Пушкин как наш Христос

Я никогда еще не приступал к предмету изложения с такой робостью, поскольку тема звучит уж очень кощунственно. Страхом любого исследователя именно перед кощунственностью формулировки можно объяснить ее сравнительную малоизученность. Здесь можно, пожалуй, сослаться на одного Борхеса, который, и то чрезвычайно осторожно, намекнул, что в мировой литературе существуют всего три сюжета, точнее, он выделил четыре, но заметил, что один из них, в сущности, вариация другого. Два сюжета известны нам из литературы ветхозаветной и дохристианской – это сюжет о странствиях хитреца и об осаде города; в основании каждой сколько-нибудь значительной культуры эти два сюжета лежат обязательно. Иногда они существуют отдельно друг от друга, как «Илиада» и «Одиссея», иногда сливаются в один, как в случае Сервантеса, когда Санчо Панса – это странствующий хитрец, а Дон Кихот – вечно воюющий рыцарь. Иногда происходят с запозданием и в обратном порядке, как, например, в русской литературе, где странствия хитреца, чичиковские странствия, явно ориентированные на «Одиссею», предшествуют русской «Илиаде», написанной с огромным опозданием и называемой «Война и мир».

А вот дальше приходит сюжет новозаветный. Сюжет, который, называется у Борхеса «самоубийством бога». К сожалению, до сих пор ни в структурализме, ни тем более в любой другой литературной школе толком не разработан этот христологический сюжет, хотя на его существование с очень ранних пор намекали самые разные авторы.
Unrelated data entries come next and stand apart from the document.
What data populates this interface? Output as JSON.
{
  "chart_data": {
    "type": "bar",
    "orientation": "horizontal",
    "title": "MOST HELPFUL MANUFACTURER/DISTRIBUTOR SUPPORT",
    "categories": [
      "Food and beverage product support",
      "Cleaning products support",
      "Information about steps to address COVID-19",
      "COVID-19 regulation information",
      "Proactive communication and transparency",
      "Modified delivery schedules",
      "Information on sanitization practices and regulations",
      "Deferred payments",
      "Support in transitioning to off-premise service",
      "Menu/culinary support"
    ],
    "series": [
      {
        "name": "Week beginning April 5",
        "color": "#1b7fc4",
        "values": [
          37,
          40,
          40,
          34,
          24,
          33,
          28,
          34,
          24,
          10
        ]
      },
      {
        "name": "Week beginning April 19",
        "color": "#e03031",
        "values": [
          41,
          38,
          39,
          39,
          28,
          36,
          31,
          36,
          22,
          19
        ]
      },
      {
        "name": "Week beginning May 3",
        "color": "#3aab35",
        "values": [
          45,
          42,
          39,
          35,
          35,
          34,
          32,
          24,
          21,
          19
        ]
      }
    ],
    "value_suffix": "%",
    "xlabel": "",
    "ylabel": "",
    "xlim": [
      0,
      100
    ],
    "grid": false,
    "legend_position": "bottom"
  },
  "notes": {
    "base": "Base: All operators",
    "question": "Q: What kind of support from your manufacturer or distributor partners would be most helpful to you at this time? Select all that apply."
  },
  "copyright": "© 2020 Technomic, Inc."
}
Еще Лессинг заметил, что в истории Сократа есть уже все элементы истории Христа: круг учеников, предание себя на смерть, абсолютное бескорыстие, учение идеалистическое, учение притом, безусловно, о свободе. В сущности, Христос стал такой фигурой номер один, что не отменяет величия других христологических фигур в истории, а их довольно много, как это ни странно… Я прошу вас не слишком серьезно относиться ко всему говоримому, а воспринять это с некоторой долей литературоведческой рефлексии. В конце концов, Библия тоже художественный текст, подлежащий формальному анализу.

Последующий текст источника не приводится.